Ada and Caro didn’t even mind being left out, because they were happily talking about boys—which ones were ramping up their cuteness as the school year drew to a close, which ones were slacking off.

“All the cute boys smell like wood, don’t they, Kasey? We’ve agreed on this point,” Caroline said.

“Yes! It’s true! It’s totally true! It’s a fact from God. Cute boys smell like wood, aaand boys love wearing socks, like, constantly. What’s up with that?” Kasey asked.

“Dude! Dudes love socks. I don’t know why, but they do. That’s a God-fact too, it is, so write it down somewhere,” Rosemarie said.

“Seriously, though, are you and Grayson getting married? Is that what you want? He’s never going away to college?” Caro asked Ada, as Rosemarie and Kasey slunk away to their weed-world again. Grayson had graduated last year and now he worked for his family’s construction company, and Mrs. Castelow owned and ran the adorable B and B off the town square. The power-merging of the Plum and Castelow families would be such a big deal their families probably would’ve wanted to arrange it if it hadn’t happened on its own.

Ada leaned her head on her hand. Rosemarie and Kasey were cracking up about something new that Caroline had missed. Rosemarie was literally rolling from one end of the couch to the other while Kasey did a poor job of catching her breath. The girls were making so much noise Ada and Caro could barely get through their conversation.

They always had the most fun at Rosemarie’s. Her place was cozy and enchanted, with the ever-constant music from the bamboo wind chimes mingling with the birdsong. There were hand-painted feeders on both the porch and the back deck, several birdbaths, and birdhouses in the yard.

“I think so.

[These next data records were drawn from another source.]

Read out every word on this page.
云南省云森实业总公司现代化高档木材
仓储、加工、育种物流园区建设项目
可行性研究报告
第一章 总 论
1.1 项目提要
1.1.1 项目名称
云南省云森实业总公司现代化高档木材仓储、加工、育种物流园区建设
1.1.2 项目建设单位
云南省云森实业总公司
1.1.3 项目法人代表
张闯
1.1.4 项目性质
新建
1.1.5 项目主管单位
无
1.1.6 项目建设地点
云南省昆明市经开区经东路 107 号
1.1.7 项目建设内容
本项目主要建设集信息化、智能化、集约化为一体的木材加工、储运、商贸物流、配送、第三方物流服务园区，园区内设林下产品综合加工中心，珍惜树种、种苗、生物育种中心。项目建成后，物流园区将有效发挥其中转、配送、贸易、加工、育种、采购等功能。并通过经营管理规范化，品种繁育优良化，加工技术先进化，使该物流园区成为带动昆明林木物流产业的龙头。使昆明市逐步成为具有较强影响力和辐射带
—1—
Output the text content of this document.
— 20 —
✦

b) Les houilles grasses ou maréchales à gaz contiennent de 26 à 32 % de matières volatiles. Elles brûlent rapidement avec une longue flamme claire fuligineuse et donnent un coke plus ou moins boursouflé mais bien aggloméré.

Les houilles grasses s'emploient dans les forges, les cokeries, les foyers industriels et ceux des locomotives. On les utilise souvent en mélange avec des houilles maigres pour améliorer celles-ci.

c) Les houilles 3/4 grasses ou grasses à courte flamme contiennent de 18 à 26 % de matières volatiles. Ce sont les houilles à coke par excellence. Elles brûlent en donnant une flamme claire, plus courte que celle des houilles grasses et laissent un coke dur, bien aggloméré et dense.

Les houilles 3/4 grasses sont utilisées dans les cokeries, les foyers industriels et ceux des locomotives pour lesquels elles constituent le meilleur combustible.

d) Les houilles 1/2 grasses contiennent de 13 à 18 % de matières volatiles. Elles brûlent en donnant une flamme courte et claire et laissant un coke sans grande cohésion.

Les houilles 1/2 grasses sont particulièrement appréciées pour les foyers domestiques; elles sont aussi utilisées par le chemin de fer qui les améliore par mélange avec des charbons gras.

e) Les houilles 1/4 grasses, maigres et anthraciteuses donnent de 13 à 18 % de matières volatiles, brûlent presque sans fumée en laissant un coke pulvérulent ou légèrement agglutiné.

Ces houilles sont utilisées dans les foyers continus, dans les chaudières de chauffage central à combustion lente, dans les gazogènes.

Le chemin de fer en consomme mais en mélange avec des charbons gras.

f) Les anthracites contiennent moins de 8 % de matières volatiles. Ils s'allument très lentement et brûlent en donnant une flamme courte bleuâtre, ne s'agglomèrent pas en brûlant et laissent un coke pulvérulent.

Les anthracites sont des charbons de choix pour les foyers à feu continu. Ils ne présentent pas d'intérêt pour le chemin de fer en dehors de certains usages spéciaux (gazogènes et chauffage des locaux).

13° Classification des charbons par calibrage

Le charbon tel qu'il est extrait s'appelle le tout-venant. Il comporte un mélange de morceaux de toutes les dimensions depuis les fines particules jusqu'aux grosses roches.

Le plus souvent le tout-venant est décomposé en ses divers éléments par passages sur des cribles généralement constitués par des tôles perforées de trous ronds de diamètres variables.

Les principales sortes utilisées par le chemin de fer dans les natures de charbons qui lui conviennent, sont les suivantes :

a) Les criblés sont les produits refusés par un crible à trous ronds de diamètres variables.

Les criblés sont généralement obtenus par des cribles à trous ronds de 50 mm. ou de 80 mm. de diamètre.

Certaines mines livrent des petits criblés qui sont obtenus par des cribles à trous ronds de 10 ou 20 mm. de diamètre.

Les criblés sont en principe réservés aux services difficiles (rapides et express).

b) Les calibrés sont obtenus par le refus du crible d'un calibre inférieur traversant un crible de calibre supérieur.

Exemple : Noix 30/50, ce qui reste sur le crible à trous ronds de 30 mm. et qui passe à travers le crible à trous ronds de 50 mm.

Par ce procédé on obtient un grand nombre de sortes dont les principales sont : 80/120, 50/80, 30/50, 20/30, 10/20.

I think we really will get married. Someday,” Ada said. “Okay, my turn. Do you continue to have a lethal crush on Beau?”

“Wow, interesting, but the thing is, I don’t have a crush on Beau,” Caro said, squinting her eyes at Ada and playfully slapping her bare leg. The girls liked to tease her about Beau, and although it didn’t bother her, there was a part of her that was protective of him. She didn’t want anyone getting the wrong idea about their friendship. She didn’t want him getting into any trouble for it. He’d never been inappropriate with her, although yes, she thought about…stuff. He was cute and young and strong, and she liked how, even when the diner scent hung heavy on him, he still smelled a lot like the fresh wood shavings she used to put in her guinea pig’s cage. One of her favorite smells.